Menurutnya, seluruh bangsa Indonesia, patut khawatir dengan adanya virus kekerasan dan radikalisme yang cukup merajalela ini. “Sepuluh tahun lalu kita tidak pernah membayangkan lahirnya kelompok radikalisme, terutama Islamic State of Iraq and Syria (ISIS). Mereka telah mencederai Islam sehingga kita tidak boleh tinggal diam untuk
menangkal gerakan mereka. Mereka ancaman nyata dan sudah menyebar ke berbagai negara di Timur Tengah,” imbuh mantan Menteri Dalam Negeri di era Presiden SBY pertama ini.
Alwi mengaku di luar negeri banyak yang menanyakan darimana datangnya kelompok-kelompok radikal yang mengatasnamakan Islam. Kondisi itulah Islam Indonesia dianggap radikalisme, padahal Islam Indonesia adalah Islam yang cinta dan damai.
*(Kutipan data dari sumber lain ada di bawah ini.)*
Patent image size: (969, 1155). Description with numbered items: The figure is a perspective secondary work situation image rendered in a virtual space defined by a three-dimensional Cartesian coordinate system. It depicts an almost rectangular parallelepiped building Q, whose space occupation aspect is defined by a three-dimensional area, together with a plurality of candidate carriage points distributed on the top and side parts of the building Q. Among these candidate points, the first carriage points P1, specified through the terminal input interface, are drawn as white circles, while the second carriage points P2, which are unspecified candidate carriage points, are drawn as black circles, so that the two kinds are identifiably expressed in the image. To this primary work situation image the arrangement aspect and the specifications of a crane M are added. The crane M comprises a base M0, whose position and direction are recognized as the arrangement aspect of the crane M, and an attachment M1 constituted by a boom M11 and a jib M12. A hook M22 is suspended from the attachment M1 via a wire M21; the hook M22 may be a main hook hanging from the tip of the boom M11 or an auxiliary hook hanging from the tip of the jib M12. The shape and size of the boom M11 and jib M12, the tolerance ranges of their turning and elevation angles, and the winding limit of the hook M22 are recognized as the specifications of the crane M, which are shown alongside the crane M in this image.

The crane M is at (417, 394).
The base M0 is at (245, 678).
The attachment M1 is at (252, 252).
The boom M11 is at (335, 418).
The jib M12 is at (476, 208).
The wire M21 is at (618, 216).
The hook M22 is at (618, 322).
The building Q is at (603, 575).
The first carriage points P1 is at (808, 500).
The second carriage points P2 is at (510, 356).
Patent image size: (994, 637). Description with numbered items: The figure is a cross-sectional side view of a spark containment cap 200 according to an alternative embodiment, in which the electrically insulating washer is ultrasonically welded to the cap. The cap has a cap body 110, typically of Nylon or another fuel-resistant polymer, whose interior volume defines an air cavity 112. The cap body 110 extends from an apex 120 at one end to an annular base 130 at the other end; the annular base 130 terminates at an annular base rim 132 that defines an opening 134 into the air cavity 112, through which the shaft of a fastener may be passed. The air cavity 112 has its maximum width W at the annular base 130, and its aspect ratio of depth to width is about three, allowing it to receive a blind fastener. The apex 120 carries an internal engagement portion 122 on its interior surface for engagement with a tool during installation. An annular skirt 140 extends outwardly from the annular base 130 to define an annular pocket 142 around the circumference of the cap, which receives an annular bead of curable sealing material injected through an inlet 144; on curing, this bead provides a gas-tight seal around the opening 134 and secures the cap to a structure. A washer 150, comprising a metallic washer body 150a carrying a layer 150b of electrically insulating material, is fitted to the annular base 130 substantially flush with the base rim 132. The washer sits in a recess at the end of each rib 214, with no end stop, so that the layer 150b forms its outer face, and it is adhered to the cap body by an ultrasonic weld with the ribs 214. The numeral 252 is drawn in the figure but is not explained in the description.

“Umat Islam harus mengubah citra Islam yang penuh kekerasan menjadi Islam yang toleran dan damai. Untuk itu kita ingin Islam yang berkembang di Indonesia adalah Islam yang inklusif, menghargai perbedaan, dan rahmatan lil alamin,” tukas Alwi.
Sementara itu, mantan Rektor UIN Prof Dr Komarudin Hidayat menilai, penyebaran paham radikalisme yang mengatasnamakan Islam di Indonesia sudah bukan hal baru, karena tidak lepas dari kaitan geografis dan kultural Indonesia.
“Saya menilai ada kaitannya karakter geografis dan kultural masyarakat kita yang memang radikal dan kekerasan. Australia dulu oleh orang Inggris dijadikan tempat untuk membuang warga kelas kambing, tapi sekarang australia bisa menjadi negara maju. Artinya ada suatu strategi kebudayaan yang berubah, tapi negara kita tradisi kekerasan masih justru menonjol sehingga itu sangat mudah dimasuki paham radikalisme,” papar Komarudin.
Komarudin juga mencontohkan Islam di Timur Tengah dengan di Indonesia. Di Timur Tengah, negara Islam terpecah menjadi 22 negara tergantung dari kesultanan dan kekhalifahnya. “Tapi di Indonesia tidak. Di sini, kesultanan dari Sabang sampai Merauke justru bersatu untuk bergabung menjadi Negara Kesatuan Republik Indonesia (NKRI). Seharusnya kita lebih kuat dalam menangkal setiap paham radikalisme, apalagi yang mengatasnamakan Islam,” ucap Komarudin.
Intinya, lanjut Komarudin, persoalannya bukan Islam cinta, tetapi lahan yang ada di Indonesia harus digemburkan untuk menyuburkan dan memperkuat Islam itu sendiri. “Itu bisa berjalan bila ada kepastian hukum, konstitusi, perdamaian,” pungkas Komarudin.